For most people, the term “environmental justice” is about as elusive as a BP representative when confronted with paying for the gulf oil spill disaster. However, the most basic definition is intuitive — it is the intersection of environmental issues and social justice. Some classic examples are of toxic waste treatment facilities that are placed disproportionately in communities of color and of lower income, causing cancer and other diseases at significantly higher rates than anywhere else. This kind of discrimination does not necessarily stem from hate but from something equally disturbing: convenience. By targeting communities that do not have access to legal resources or environmental education, corporations are able to get away with slow, disease-ridden murder.

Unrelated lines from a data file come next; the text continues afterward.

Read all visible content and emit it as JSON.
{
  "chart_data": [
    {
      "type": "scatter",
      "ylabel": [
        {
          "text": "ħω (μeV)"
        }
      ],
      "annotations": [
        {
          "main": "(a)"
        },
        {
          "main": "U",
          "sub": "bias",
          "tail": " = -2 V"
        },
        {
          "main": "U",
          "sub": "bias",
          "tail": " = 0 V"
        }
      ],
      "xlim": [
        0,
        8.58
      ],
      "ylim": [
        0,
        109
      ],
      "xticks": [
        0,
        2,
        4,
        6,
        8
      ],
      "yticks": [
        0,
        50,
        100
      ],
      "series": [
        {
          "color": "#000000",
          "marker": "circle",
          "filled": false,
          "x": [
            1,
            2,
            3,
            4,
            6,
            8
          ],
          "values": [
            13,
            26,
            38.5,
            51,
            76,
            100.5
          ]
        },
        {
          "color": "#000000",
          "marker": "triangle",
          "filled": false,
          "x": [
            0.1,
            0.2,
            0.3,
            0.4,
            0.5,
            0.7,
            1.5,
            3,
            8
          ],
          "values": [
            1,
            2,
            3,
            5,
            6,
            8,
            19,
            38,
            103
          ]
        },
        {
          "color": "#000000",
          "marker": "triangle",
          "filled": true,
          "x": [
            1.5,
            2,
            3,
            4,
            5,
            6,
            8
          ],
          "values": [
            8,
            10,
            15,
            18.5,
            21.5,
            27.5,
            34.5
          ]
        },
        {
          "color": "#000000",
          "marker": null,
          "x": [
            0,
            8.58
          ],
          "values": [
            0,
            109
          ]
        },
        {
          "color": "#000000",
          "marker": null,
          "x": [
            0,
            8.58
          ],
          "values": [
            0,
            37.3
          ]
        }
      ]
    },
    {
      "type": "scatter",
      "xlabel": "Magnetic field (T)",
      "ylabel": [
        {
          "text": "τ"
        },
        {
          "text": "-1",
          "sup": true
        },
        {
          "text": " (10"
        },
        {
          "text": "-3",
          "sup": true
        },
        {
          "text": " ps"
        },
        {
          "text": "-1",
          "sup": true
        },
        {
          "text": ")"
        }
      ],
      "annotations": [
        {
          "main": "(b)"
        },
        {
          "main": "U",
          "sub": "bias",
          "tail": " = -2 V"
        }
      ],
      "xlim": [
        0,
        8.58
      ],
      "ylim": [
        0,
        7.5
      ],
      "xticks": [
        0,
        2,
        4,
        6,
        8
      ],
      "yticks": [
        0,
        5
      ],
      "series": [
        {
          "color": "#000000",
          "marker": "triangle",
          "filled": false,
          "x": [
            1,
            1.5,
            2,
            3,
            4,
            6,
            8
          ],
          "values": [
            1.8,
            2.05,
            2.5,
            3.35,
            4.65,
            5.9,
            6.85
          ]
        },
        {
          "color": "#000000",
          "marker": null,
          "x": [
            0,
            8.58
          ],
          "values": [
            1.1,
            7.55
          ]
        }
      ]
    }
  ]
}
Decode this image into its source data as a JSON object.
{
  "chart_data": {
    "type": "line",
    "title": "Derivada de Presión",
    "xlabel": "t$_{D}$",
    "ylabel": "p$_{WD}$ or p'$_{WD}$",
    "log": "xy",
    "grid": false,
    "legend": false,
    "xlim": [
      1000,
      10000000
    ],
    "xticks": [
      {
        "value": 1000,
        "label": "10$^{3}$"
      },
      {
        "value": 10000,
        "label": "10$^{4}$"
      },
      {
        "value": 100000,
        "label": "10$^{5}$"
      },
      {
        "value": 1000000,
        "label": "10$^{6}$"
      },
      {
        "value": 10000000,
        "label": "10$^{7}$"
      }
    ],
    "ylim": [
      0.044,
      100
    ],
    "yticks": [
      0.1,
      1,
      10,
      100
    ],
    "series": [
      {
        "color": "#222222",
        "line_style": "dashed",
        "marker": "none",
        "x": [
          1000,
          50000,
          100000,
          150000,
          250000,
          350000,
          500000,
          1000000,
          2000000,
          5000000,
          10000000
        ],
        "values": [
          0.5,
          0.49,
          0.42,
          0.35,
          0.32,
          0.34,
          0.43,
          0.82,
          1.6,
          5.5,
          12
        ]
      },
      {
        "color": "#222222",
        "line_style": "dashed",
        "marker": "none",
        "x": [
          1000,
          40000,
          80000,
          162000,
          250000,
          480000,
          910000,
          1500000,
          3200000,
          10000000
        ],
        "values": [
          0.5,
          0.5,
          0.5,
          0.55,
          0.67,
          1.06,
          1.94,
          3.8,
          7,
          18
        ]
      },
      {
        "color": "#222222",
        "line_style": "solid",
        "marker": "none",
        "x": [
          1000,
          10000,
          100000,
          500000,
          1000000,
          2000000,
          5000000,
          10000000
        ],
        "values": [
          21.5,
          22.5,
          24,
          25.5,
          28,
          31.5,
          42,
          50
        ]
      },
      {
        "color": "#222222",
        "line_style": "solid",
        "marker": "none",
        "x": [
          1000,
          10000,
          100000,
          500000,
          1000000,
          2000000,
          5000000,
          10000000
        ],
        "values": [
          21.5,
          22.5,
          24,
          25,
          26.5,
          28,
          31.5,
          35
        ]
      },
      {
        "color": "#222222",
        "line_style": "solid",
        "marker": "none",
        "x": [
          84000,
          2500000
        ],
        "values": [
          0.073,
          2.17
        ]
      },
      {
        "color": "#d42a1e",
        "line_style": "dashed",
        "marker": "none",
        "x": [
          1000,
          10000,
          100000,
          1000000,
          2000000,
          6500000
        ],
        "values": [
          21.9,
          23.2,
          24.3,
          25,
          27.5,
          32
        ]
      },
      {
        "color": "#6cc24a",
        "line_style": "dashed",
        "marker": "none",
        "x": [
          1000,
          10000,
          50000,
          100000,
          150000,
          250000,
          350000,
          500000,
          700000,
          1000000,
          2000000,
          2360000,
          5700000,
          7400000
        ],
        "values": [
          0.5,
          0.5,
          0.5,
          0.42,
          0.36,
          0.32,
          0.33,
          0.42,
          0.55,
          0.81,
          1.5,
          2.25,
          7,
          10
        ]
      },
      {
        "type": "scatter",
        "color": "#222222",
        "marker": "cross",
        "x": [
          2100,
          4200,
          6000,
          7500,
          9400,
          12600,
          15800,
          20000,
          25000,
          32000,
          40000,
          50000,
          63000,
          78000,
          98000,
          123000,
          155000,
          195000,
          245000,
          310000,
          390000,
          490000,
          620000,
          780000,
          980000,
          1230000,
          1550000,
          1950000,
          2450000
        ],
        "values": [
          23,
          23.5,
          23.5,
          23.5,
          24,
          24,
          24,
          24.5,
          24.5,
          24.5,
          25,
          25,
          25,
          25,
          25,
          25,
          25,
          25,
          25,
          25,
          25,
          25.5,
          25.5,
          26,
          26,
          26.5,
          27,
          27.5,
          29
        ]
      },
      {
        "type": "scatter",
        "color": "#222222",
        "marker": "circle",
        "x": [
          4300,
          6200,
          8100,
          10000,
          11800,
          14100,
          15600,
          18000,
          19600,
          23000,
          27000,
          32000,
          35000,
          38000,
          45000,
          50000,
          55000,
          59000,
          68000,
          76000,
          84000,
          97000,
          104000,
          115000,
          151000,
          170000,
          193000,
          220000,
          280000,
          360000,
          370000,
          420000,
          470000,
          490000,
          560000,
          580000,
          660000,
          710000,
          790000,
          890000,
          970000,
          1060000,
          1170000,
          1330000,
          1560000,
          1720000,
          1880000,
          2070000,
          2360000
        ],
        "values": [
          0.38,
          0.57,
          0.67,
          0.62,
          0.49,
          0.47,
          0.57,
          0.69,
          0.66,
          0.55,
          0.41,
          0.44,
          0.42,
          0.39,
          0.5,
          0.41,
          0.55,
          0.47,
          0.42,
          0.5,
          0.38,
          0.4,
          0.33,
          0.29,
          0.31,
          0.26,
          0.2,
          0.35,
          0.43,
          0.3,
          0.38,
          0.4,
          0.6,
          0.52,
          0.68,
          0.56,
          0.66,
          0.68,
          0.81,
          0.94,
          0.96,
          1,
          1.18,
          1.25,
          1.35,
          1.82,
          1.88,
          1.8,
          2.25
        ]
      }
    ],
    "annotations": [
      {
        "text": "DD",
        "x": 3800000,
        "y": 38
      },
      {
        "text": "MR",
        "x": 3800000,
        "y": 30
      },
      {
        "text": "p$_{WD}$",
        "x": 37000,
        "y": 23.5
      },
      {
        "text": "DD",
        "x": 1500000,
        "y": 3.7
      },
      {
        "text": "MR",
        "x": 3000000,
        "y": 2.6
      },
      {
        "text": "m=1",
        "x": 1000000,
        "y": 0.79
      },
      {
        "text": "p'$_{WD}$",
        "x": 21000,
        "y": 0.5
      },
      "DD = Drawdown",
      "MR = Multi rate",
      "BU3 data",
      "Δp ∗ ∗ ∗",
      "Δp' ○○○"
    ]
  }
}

Environmental justice is a useful lens through which to view global climate problems, since communities that are most likely to be affected by the disastrous climate-changing choices of pollution-producing nations are those that already have fewer resources. This means that our choices as the number one, per capita, pollution-producing nation in the world do not just affect the environment in the abstract; not just trees and hippie stuff. It means our choices also affect real people — people who do not have the means to escape the dirty air and dirty water that our choices effectively force on them.
A prime example of environmental justice is happening right here in Santa Barbara county. Hydraulic fracturing is the process of injecting water and chemicals deep into the earth in order to release natural gas and other deposits, and it has occurred near Goleta in the past six months. Although energy companies claim this process is entirely safe, most of them refuse to release the list of chemicals they use. Furthermore, there have been numerous instances across the nation of chemical leakages into aquifers, resulting in residents literally being able to light their tap water on fire. Situations like these speak to the need for education and activism on the environmental justice front.
To learn more about fracking, visit EAB’s table in the Arbor from 10 a.m. to 3 p.m. today and watch the film “Gasland” at 4 p.m. in the Multi Purpose Room of the SRB, where an Environmental Defense Center attorney will be available to answer questions about fracking in Santa Barbara County. Another environmental justice event that EAB will be hosting is a discussion with local Comanche speaker Pete Crowheart at 12:30 p.m. in the SRB 2nd Floor Conference Room to share how his community has been affected by changes in their local environment.
Cassie Belden is a fourth-year psychology and environmental studies major.
Factoids: Did you know that African Americans are 79 percent more likely than Whites to live in neighborhoods where industrial pollution is suspected of causing the greatest health dangers?
The Commission for Racial Justice contends that “approximately half of all Native Americans live in communities with an uncontrolled toxic waste site.”